Due anni fa siamo qui a parlare di Ousmane Dembélé che ha vinto con assoluto merito il Pallone d’Oro 2025. Tra il padre di Lamine Yamal che ha parlato di furto fino a un’opinione pubblica che ha giudicato immeritato questo trionfo, la realtà è invece un’altra e ben visibile: Dembélé ha meritato il trionfo e le sue cifre parlano chiarissimo. 53 presenze, 35 reti, una Champions vinta da protagonista. Nel 5-0 in finale all’Inter ha contribuito con 2 assist, suo il gol della vittoria a Liverpool e sul campo dell’Arsenal. Sua la tripletta a Stoccarda nella partita che ha mandato il PSG ai playoff.

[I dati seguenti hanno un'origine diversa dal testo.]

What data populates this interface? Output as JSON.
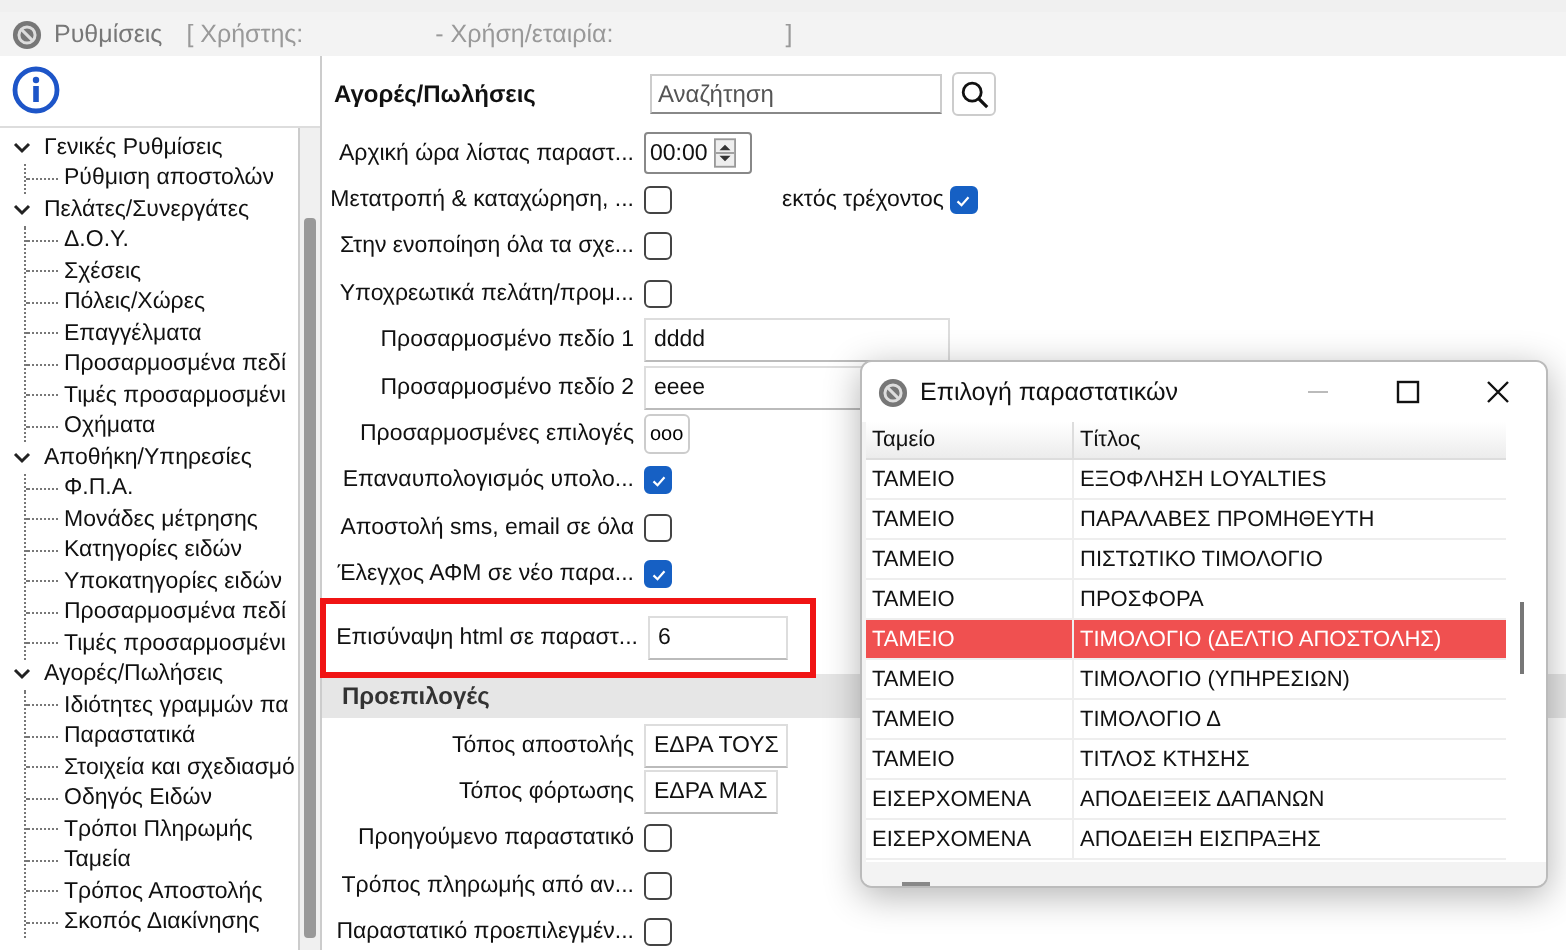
{
  "window": {
    "title": "Ρυθμίσεις",
    "context": [
      "[ Χρήστης:",
      "- Χρήση/εταιρία:",
      "]"
    ]
  },
  "tree": [
    {
      "label": "Γενικές Ρυθμίσεις",
      "expanded": true,
      "children": [
        {
          "label": "Ρύθμιση αποστολών"
        }
      ]
    },
    {
      "label": "Πελάτες/Συνεργάτες",
      "expanded": true,
      "children": [
        {
          "label": "Δ.Ο.Υ."
        },
        {
          "label": "Σχέσεις"
        },
        {
          "label": "Πόλεις/Χώρες"
        },
        {
          "label": "Επαγγέλματα"
        },
        {
          "label": "Προσαρμοσμένα πεδί"
        },
        {
          "label": "Τιμές προσαρμοσμένι"
        },
        {
          "label": "Οχήματα"
        }
      ]
    },
    {
      "label": "Αποθήκη/Υπηρεσίες",
      "expanded": true,
      "children": [
        {
          "label": "Φ.Π.Α."
        },
        {
          "label": "Μονάδες μέτρησης"
        },
        {
          "label": "Κατηγορίες ειδών"
        },
        {
          "label": "Υποκατηγορίες ειδών"
        },
        {
          "label": "Προσαρμοσμένα πεδί"
        },
        {
          "label": "Τιμές προσαρμοσμένι"
        }
      ]
    },
    {
      "label": "Αγορές/Πωλήσεις",
      "expanded": true,
      "children": [
        {
          "label": "Ιδιότητες γραμμών πα"
        },
        {
          "label": "Παραστατικά"
        },
        {
          "label": "Στοιχεία και σχεδιασμό"
        },
        {
          "label": "Οδηγός Ειδών"
        },
        {
          "label": "Τρόποι Πληρωμής"
        },
        {
          "label": "Ταμεία"
        },
        {
          "label": "Τρόπος Αποστολής"
        },
        {
          "label": "Σκοπός Διακίνησης"
        }
      ]
    }
  ],
  "panel": {
    "heading": "Αγορές/Πωλήσεις",
    "search": {
      "placeholder": "Αναζήτηση"
    }
  },
  "settings": [
    {
      "kind": "time",
      "label": "Αρχική ώρα λίστας παραστ...",
      "value": "00:00"
    },
    {
      "kind": "checkbox",
      "label": "Μετατροπή & καταχώρηση, ...",
      "checked": false,
      "extra": {
        "label": "εκτός τρέχοντος",
        "checked": true
      }
    },
    {
      "kind": "checkbox",
      "label": "Στην ενοποίηση όλα τα σχε...",
      "checked": false
    },
    {
      "kind": "checkbox",
      "label": "Υποχρεωτικά πελάτη/προμ...",
      "checked": false
    },
    {
      "kind": "text",
      "label": "Προσαρμοσμένο πεδίο 1",
      "value": "dddd"
    },
    {
      "kind": "text",
      "label": "Προσαρμοσμένο πεδίο 2",
      "value": "eeee"
    },
    {
      "kind": "button",
      "label": "Προσαρμοσμένες επιλογές",
      "value": "ooo"
    },
    {
      "kind": "checkbox",
      "label": "Επαναυπολογισμός υπολο...",
      "checked": true
    },
    {
      "kind": "checkbox",
      "label": "Αποστολή sms, email σε όλα",
      "checked": false
    },
    {
      "kind": "checkbox",
      "label": "Έλεγχος ΑΦΜ σε νέο παρα...",
      "checked": true
    },
    {
      "kind": "number",
      "label": "Επισύναψη html σε παραστ...",
      "value": "6",
      "highlighted": true
    }
  ],
  "defaults": {
    "heading": "Προεπιλογές",
    "rows": [
      {
        "kind": "text",
        "label": "Τόπος αποστολής",
        "value": "ΕΔΡΑ ΤΟΥΣ"
      },
      {
        "kind": "text",
        "label": "Τόπος φόρτωσης",
        "value": "ΕΔΡΑ ΜΑΣ"
      },
      {
        "kind": "checkbox",
        "label": "Προηγούμενο παραστατικό",
        "checked": false
      },
      {
        "kind": "checkbox",
        "label": "Τρόπος πληρωμής από αν...",
        "checked": false
      },
      {
        "kind": "checkbox",
        "label": "Παραστατικό προεπιλεγμέν...",
        "checked": false
      }
    ]
  },
  "dialog": {
    "title": "Επιλογή παραστατικών",
    "table": {
      "columns": [
        "Ταμείο",
        "Τίτλος"
      ],
      "rows": [
        {
          "cells": [
            "ΤΑΜΕΙΟ",
            "ΕΞΟΦΛΗΣΗ LOYALTIES"
          ],
          "selected": false
        },
        {
          "cells": [
            "ΤΑΜΕΙΟ",
            "ΠΑΡΑΛΑΒΕΣ ΠΡΟΜΗΘΕΥΤΗ"
          ],
          "selected": false
        },
        {
          "cells": [
            "ΤΑΜΕΙΟ",
            "ΠΙΣΤΩΤΙΚΟ ΤΙΜΟΛΟΓΙΟ"
          ],
          "selected": false
        },
        {
          "cells": [
            "ΤΑΜΕΙΟ",
            "ΠΡΟΣΦΟΡΑ"
          ],
          "selected": false
        },
        {
          "cells": [
            "ΤΑΜΕΙΟ",
            "ΤΙΜΟΛΟΓΙΟ (ΔΕΛΤΙΟ ΑΠΟΣΤΟΛΗΣ)"
          ],
          "selected": true
        },
        {
          "cells": [
            "ΤΑΜΕΙΟ",
            "ΤΙΜΟΛΟΓΙΟ (ΥΠΗΡΕΣΙΩΝ)"
          ],
          "selected": false
        },
        {
          "cells": [
            "ΤΑΜΕΙΟ",
            "ΤΙΜΟΛΟΓΙΟ Δ"
          ],
          "selected": false
        },
        {
          "cells": [
            "ΤΑΜΕΙΟ",
            "ΤΙΤΛΟΣ ΚΤΗΣΗΣ"
          ],
          "selected": false
        },
        {
          "cells": [
            "ΕΙΣΕΡΧΟΜΕΝΑ",
            "ΑΠΟΔΕΙΞΕΙΣ ΔΑΠΑΝΩΝ"
          ],
          "selected": false
        },
        {
          "cells": [
            "ΕΙΣΕΡΧΟΜΕΝΑ",
            "ΑΠΟΔΕΙΞΗ ΕΙΣΠΡΑΞΗΣ"
          ],
          "selected": false
        }
      ]
    }
  }
}
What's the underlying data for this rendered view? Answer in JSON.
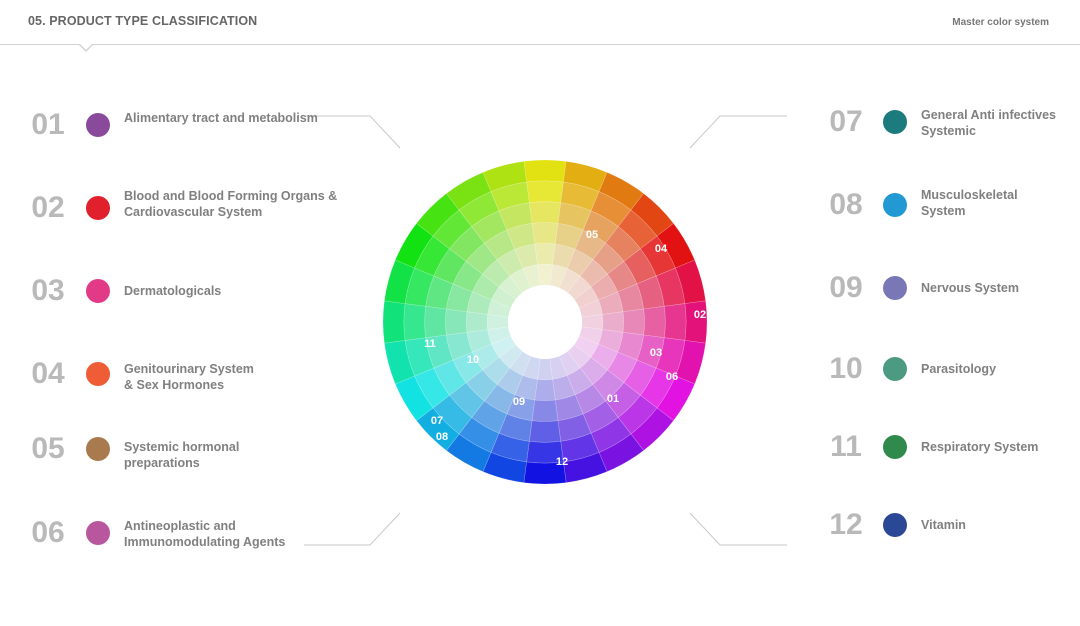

Dembélé è passato dai capricci di Barcellona all’essere un trascinatore a Parigi. Il lavoro che è stato fatto su di lui, a livello mentale, è stato importante. Un duplice lavoro perché deve sempre esserci la combinazione e la collaborazione di entrambe le parti. L’attaccante ha deciso di fare più di un passo indietro, mettendosi a discussione e resettando quanto di dannoso e superfluo era presente nella sua vita.
E proprio quel click sul telecomando gli ha permesso di salire a un livello spaventoso, perché se la sua espressione facciale fatica a far capire qualcosa, evitando di tralasciare particolari emozioni, è con le sue sgasate, le sue reti e il suo apporto tecnico, tattico e mentale che Dembélé fa capire di essere diventato un calciatore completo e decisivo. Magari non abbiamo ancora un successore di Messi e Ronaldo, magari è vero che Lamine Yamal di Palloni d’Oro ne vincerà 10. Ma è altrettanto vero che quest’anno il trofeo è andato al giusto vincitore. Perché Dembélé è il simbolo della rivalsa, l’elogio del riscatto.